Is the VP debate suddenly a much bigger deal?

Pence and Sen. Kamala Harris are set to face off Wednesday night in Utah for the only vice presidential debate. Trump’s health status makes the typically lower-profile affair more consequential.

Vice presidential candidates are typically quite cautious when in the spotlight, aware that their principal responsibility is to do no harm to the top of the ticket. The burden to get them to answer difficult questions falls to the moderator, Susan Page, the Washington bureau chief of USA Today.

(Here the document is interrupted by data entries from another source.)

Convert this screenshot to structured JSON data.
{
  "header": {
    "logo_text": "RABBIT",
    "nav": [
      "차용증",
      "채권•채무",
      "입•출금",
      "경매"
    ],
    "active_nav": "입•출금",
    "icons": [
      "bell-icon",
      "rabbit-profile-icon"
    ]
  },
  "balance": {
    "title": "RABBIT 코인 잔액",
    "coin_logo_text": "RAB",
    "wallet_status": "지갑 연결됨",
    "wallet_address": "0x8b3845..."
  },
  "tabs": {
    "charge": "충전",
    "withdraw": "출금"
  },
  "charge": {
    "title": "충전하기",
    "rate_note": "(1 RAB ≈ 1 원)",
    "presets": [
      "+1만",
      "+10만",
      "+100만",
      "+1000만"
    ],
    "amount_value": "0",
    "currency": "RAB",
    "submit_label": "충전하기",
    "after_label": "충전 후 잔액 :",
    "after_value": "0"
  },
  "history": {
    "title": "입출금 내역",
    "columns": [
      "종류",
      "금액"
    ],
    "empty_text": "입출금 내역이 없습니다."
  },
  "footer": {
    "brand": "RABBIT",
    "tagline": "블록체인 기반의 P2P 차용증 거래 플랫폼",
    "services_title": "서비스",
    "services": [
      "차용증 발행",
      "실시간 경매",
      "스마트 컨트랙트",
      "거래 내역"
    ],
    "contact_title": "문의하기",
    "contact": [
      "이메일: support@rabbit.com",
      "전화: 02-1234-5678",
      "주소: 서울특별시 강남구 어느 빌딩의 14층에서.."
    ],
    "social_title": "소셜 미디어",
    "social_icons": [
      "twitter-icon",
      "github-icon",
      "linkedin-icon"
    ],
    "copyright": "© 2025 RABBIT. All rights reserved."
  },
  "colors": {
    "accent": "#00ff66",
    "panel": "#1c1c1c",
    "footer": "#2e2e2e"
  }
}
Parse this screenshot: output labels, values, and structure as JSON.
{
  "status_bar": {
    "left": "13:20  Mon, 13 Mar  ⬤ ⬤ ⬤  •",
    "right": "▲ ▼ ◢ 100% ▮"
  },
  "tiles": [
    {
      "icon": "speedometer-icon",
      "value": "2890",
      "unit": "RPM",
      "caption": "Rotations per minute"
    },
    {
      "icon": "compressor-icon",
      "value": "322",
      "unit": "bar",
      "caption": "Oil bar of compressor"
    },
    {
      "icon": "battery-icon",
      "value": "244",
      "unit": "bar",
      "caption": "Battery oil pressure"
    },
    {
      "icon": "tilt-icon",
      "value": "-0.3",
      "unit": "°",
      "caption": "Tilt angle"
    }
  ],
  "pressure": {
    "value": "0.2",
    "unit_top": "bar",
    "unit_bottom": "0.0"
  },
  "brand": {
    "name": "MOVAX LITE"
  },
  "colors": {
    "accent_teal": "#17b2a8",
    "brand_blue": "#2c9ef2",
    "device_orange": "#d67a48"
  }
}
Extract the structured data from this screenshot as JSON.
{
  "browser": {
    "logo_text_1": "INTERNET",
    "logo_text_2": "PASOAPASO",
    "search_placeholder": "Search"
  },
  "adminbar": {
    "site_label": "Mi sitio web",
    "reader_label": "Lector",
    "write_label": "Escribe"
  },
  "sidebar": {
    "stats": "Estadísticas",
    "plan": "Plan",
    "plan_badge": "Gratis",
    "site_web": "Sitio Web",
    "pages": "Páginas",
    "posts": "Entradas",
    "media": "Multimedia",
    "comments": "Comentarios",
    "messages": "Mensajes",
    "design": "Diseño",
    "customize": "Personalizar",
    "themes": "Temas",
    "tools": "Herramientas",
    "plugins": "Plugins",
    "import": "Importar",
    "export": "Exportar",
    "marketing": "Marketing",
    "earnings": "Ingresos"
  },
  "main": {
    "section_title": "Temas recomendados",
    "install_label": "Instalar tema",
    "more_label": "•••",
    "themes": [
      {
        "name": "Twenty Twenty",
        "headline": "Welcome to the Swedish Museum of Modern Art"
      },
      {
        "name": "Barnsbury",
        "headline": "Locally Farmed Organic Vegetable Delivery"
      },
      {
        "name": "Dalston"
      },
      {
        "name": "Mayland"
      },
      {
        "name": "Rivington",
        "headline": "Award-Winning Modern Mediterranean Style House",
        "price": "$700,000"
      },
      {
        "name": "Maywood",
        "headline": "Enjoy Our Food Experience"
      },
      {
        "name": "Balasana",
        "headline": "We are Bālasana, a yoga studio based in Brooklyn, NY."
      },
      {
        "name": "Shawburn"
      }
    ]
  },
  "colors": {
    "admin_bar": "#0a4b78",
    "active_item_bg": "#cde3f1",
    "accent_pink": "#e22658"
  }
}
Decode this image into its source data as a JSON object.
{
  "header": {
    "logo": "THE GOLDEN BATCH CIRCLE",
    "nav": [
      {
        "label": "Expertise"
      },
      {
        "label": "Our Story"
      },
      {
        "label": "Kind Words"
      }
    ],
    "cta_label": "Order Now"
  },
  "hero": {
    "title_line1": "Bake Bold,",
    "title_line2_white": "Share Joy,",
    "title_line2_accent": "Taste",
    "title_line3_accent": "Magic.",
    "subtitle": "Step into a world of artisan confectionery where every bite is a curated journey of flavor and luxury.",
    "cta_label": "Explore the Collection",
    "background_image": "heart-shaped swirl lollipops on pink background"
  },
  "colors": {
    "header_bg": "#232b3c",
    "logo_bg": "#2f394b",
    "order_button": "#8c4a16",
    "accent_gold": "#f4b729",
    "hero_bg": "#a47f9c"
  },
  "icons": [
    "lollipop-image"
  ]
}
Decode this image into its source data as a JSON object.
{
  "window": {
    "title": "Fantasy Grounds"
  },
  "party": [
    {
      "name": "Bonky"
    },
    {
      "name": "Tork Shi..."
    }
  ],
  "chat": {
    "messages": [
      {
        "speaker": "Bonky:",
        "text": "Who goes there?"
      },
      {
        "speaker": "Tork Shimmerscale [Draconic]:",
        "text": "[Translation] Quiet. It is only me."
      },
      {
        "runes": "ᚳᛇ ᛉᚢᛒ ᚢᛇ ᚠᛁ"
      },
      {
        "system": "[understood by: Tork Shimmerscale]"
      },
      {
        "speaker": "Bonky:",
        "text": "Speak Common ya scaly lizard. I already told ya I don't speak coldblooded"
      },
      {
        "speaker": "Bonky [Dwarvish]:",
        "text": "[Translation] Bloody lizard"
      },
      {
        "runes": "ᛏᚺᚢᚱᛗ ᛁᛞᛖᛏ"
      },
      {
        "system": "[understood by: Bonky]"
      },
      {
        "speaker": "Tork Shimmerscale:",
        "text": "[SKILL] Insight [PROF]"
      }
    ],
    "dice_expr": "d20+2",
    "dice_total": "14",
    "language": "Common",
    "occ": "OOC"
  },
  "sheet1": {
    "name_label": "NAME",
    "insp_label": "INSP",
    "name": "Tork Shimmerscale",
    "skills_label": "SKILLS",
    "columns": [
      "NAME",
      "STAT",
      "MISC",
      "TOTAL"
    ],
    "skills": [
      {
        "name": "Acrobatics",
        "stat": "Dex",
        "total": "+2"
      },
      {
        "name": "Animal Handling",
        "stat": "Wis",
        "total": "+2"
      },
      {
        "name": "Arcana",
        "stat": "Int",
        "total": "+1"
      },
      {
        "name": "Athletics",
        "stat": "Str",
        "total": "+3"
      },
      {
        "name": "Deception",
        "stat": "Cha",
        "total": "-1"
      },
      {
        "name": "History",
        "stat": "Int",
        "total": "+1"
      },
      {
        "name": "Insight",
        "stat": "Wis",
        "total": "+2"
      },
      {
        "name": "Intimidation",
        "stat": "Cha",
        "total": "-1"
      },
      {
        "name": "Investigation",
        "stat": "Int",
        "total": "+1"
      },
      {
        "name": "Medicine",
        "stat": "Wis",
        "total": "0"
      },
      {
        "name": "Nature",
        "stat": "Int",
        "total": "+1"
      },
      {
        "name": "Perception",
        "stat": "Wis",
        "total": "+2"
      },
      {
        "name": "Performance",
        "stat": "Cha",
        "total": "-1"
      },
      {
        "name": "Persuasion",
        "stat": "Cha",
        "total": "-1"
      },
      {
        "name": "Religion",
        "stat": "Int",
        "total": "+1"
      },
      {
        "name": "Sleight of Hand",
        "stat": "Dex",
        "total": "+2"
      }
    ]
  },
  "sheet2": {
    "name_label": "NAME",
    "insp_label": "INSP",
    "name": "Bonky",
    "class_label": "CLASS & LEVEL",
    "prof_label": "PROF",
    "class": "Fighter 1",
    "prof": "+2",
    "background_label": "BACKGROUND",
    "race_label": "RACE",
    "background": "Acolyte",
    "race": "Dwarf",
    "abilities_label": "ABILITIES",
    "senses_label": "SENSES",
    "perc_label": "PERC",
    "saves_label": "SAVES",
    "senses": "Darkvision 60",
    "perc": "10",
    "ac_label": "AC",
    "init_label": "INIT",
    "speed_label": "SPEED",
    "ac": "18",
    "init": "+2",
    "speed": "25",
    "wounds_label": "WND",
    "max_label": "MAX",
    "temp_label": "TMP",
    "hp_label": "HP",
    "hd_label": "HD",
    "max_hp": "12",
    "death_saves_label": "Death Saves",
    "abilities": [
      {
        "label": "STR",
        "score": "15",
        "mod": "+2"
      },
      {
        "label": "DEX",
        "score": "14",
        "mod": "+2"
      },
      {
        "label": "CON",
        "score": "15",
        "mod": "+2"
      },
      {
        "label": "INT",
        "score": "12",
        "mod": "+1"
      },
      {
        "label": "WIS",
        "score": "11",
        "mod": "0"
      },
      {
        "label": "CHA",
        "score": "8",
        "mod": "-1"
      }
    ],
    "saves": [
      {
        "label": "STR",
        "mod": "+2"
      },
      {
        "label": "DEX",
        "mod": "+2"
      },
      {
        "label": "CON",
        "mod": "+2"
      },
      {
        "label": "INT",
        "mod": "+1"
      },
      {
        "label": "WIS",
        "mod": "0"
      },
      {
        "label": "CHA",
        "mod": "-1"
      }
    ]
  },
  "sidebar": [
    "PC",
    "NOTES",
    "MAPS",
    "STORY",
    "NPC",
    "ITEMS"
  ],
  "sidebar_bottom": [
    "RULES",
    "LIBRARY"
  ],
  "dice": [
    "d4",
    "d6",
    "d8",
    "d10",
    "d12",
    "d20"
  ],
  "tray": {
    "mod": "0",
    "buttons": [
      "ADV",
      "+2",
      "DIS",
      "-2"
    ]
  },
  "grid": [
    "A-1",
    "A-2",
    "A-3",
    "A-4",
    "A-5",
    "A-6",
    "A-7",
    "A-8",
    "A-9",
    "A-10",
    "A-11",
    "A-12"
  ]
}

Pence may be particularly vulnerable given his role as the head of the White House’s coronavirus task force. By most standard measures, America has fared far worse than other developed countries in controlling the virus.

Can Biden keep his party focused?

This is a delicate moment for Democrats.

We saw Republicans seize on a handful of ugly social media attacks from low-profile liberals who wished the president ill — or worse — in the immediate aftermath of his diagnosis. Such comments have largely faded away, which is good for everyone involved.

Biden needs to ensure his is the dominant voice for his party through Trump’s health crisis. The Democrat has been delivering an optimistic message of unity since the very beginning of his campaign, a message that meets this moment as well. He was roundly praised for pulling attack ads off the air after Trump’s hospitalization, and his surrogates on Sunday largely kept up the positive tone.

The nation’s attention is focused on Trump’s inability to manage a crisis in public health that includes his own. His campaign desperately wants to shift the focus. And misplaced resentment or pettiness at a moment like this would help them do it.


THE FINAL THOUGHT

We’re seeing in real time the effects of Trump’s well-documented, often casual association with facts. In a genuine moment of national crisis, many people don’t know what to believe about the health of their leader.

Trump’s medical team and advisers offered conflicting information and refused to answer key questions about his health throughout the weekend. Even before the latest round misinformation, 7 in 10 Americans did not believe what Trump says about the coronavirus, according to a recent ABC News/Ipsos poll.